Aber ich glaube, das ist halt auch ein echt krasser Job. Jeder will ja schnell bedient werden. Und da kann man ja vielleicht auch nicht auf alles achten. Außerdem hab ich schon mal gehört, dass Barkeeper eigentlich die besten Sozialarbeiter sind. Weil sie so gut zuhören können. Und dann halt viel mitkriegen, was die Leute so bewegt. Über eine Stelle in der Bibel bin ich jetzt draufgekommen, dass Gott vielleicht auch wie ein Barkeeper ist. Denn da heißt es: Er bereitet vor uns einen Tisch und schenkt uns voll ein. Also wie ein Barkeeper.
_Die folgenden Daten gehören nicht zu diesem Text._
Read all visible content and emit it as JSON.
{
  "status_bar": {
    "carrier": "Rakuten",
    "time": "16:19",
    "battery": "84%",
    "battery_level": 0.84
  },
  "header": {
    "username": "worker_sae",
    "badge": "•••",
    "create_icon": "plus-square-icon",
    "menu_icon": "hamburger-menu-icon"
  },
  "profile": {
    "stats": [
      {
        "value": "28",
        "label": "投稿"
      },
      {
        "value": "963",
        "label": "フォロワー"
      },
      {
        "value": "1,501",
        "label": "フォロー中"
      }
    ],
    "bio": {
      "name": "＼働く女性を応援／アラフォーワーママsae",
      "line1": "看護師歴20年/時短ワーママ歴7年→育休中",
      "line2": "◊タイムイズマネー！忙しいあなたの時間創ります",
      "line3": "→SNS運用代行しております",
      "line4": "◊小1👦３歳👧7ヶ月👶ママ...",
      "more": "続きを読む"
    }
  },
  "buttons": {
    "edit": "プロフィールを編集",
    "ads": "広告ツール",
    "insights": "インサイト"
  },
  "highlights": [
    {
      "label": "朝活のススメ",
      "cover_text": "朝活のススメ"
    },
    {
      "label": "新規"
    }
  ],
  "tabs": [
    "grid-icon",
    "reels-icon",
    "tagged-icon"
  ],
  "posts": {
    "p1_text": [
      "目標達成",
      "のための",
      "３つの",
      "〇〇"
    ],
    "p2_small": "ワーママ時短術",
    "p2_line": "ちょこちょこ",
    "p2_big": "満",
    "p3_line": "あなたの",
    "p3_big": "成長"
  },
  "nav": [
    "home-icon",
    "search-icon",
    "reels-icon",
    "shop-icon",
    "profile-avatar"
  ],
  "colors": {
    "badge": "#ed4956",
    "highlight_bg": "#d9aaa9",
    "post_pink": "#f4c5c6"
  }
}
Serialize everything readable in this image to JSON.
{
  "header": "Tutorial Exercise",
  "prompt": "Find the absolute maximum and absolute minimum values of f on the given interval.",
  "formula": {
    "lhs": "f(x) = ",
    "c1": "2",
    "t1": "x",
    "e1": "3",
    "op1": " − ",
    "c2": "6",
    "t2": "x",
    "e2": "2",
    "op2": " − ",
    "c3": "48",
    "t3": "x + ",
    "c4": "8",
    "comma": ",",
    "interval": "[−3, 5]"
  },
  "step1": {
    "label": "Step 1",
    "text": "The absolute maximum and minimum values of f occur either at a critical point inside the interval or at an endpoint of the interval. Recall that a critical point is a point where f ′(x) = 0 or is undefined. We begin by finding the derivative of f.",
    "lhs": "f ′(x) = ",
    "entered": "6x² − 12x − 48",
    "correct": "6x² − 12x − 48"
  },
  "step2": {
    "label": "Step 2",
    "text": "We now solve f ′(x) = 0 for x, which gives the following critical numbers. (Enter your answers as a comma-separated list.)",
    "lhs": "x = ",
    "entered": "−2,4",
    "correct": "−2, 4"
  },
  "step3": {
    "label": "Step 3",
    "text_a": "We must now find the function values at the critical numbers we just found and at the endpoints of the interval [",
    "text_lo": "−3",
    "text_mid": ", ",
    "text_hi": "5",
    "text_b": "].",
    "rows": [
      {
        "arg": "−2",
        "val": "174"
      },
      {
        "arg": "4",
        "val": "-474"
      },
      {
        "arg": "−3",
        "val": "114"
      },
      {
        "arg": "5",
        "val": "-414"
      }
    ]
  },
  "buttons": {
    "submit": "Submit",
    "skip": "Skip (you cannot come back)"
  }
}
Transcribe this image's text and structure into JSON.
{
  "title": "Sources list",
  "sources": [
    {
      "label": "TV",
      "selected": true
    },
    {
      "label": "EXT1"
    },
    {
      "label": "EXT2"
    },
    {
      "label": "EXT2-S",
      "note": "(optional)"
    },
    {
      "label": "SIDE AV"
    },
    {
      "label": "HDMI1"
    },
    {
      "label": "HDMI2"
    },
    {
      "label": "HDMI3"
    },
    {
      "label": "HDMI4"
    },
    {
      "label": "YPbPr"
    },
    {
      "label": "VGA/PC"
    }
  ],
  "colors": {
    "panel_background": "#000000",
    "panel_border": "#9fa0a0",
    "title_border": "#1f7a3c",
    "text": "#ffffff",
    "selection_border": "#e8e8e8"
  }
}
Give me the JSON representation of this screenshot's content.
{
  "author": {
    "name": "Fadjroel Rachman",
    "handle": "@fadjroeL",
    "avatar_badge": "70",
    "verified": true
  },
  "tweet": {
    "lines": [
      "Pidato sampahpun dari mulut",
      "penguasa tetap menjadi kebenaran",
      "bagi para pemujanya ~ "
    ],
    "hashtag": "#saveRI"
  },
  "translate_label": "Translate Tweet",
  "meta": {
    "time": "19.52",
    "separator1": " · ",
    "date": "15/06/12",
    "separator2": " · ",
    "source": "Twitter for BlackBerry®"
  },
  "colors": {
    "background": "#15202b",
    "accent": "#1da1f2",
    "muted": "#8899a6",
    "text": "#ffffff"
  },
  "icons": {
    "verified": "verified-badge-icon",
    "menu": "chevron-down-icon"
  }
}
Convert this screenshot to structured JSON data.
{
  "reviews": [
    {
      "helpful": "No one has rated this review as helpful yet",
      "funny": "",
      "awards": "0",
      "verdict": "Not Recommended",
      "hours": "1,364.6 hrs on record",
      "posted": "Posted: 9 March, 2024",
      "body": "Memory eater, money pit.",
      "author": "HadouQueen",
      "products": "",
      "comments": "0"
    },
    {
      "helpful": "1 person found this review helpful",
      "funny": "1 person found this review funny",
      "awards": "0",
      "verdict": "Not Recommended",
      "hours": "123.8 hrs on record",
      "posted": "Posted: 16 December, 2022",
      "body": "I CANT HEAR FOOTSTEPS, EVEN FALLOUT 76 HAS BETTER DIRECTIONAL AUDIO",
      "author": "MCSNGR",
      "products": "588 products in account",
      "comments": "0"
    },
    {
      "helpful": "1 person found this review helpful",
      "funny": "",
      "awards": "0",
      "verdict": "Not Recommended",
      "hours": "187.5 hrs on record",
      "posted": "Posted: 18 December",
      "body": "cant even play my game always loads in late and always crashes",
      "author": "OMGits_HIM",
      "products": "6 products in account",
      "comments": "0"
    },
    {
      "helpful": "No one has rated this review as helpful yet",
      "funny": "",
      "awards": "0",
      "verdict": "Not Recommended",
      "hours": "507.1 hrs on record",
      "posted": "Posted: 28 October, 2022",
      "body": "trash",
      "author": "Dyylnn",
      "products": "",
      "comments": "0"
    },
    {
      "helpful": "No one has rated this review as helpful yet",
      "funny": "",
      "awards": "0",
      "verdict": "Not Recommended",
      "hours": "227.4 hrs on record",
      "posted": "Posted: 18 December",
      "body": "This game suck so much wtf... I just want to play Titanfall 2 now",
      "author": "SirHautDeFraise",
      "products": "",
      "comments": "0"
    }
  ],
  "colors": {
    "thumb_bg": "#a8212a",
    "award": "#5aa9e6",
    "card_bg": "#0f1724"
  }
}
Und Gott macht das Glas nicht irgendwie halb voll. Er macht es ganz voll. Das heißt für mich: Gott meint es sehr gut mit mir. Und er nimmt sich Zeit für meine Probleme und hört mir zu. Eben wie ein guter Barkeeper. Und ich darf das so annehmen und einfach nur genießen. Wie ein volles und kaltes Bier.